代數形式: \(\dfrac{a_n}{a_{n-1}}=q\)\(( q\)是常數,\(n≥2)\)
解釋
(1) 公比是每一項與它的前一項的比,常數指的是與\(n\)無關;
(2) 等比數列中\(a_n≠0\) ,\(q≠0\)(否則數列會出現\(0\),不可能符合等邊數列定義);
(3) \(\dfrac{a_n}{a_{n-1}}=2(n \geq 2) \Rightarrow\left\{a_n\right\}\)是公比為\(2\)的等比數列;
\(\dfrac{a_{n+1}}{a_n}=-3 \Rightarrow\left\{a_n\right\}\)是公比為\(-3\)
\(\dfrac{a_{n+1}}{a_n}=4 n \Rightarrow\left\{a_n\right\}\)不是等比數列.
【例】 以下數列是等比數列的\(\underline{\quad \quad}\).
(1)\(2,,4,8,16\);\(\qquad \qquad\) (2)\(a,a,a,,a\);\(\qquad \qquad\) (3)數列\(\{a_n \}\)滿足 \(\dfrac{a_n}{a_{n-1}}=-2(n \geq 2)\).
答案 (1)(3).當\(a=0\)時,(2)不是等比數列
等比中項
若\(a\),\(b\) ,\(c\)
證明 若\(a\),\(b\) ,\(c\)成等比數列,由等比數列的定義可得\(\dfrac{b}{a}=\dfrac{c}{b}\),即\(b^2=ac\).
【例】 若\(2x\)是\(1\)與\(x+3\)的等比中項,則\(x=\)\(\underline{\quad \quad}\) .
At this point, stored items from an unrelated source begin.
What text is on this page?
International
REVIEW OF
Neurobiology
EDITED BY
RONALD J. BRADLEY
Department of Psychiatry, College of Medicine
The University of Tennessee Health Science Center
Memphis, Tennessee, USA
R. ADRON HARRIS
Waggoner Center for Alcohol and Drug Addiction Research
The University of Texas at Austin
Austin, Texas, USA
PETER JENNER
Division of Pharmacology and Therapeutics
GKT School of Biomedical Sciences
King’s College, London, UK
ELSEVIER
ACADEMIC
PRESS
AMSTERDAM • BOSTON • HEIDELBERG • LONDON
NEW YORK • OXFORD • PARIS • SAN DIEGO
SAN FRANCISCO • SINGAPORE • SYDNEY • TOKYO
解 依題意得\(4x^2=1\cdot (x+3)\),解得\(x=1\)或 \(-\dfrac{3}{4}\).
通項公式
等比數列\(\{a_n \}\)的首項為\(a_1\),公比為\(q\),則\(a_n=a_1 q^{n-1}\).(由定義與累乘法可得)
解釋
(1) 證明 由等比數列的定義可得, \(\dfrac{a_{n+1}}{a_n}=q\),
所以\(\dfrac{a_2}{a_1}=q\), \(\dfrac{a_3}{a_2}=q\), \(\dfrac{a_4}{a_3}=q\),\(…\)\(\dfrac{a_n}{a_{n-1}}=q(n \geq 2)\),
把以上\(n-1\)個等式累乘可得\(\dfrac{a_n}{a_1}=q^{n-1}(n \geq 2)\),即\(a_n=a_1 q^{n-1} (n≥2)\),
當\(n=1\)時,\(a_1=a_1 q^0=a_1 q^{1-1}\),即當\(n=1\)時上式也成立,
故\(a_n=a_1 q^{n-1} (n∈N^*)\).
以上的方法稱之為累乘法.
(2) 通項公式\(a_n=a_1 q^{n-1}\)告訴你:已知等比數列的首項\(a_1\)與公比\(q\)可求得任何一項
(3)等比數列的通項公式可整理為\(a_n=a_1 q^{n-1}=\dfrac{a_1}{q} \cdot q^n\),當\(q>0\),且\(q≠1\)時,可以看成\(n\)的指數函式型函式.比如等比數列\(\{2^n\}\)的各點都在指數函式\(y=2^x\)上.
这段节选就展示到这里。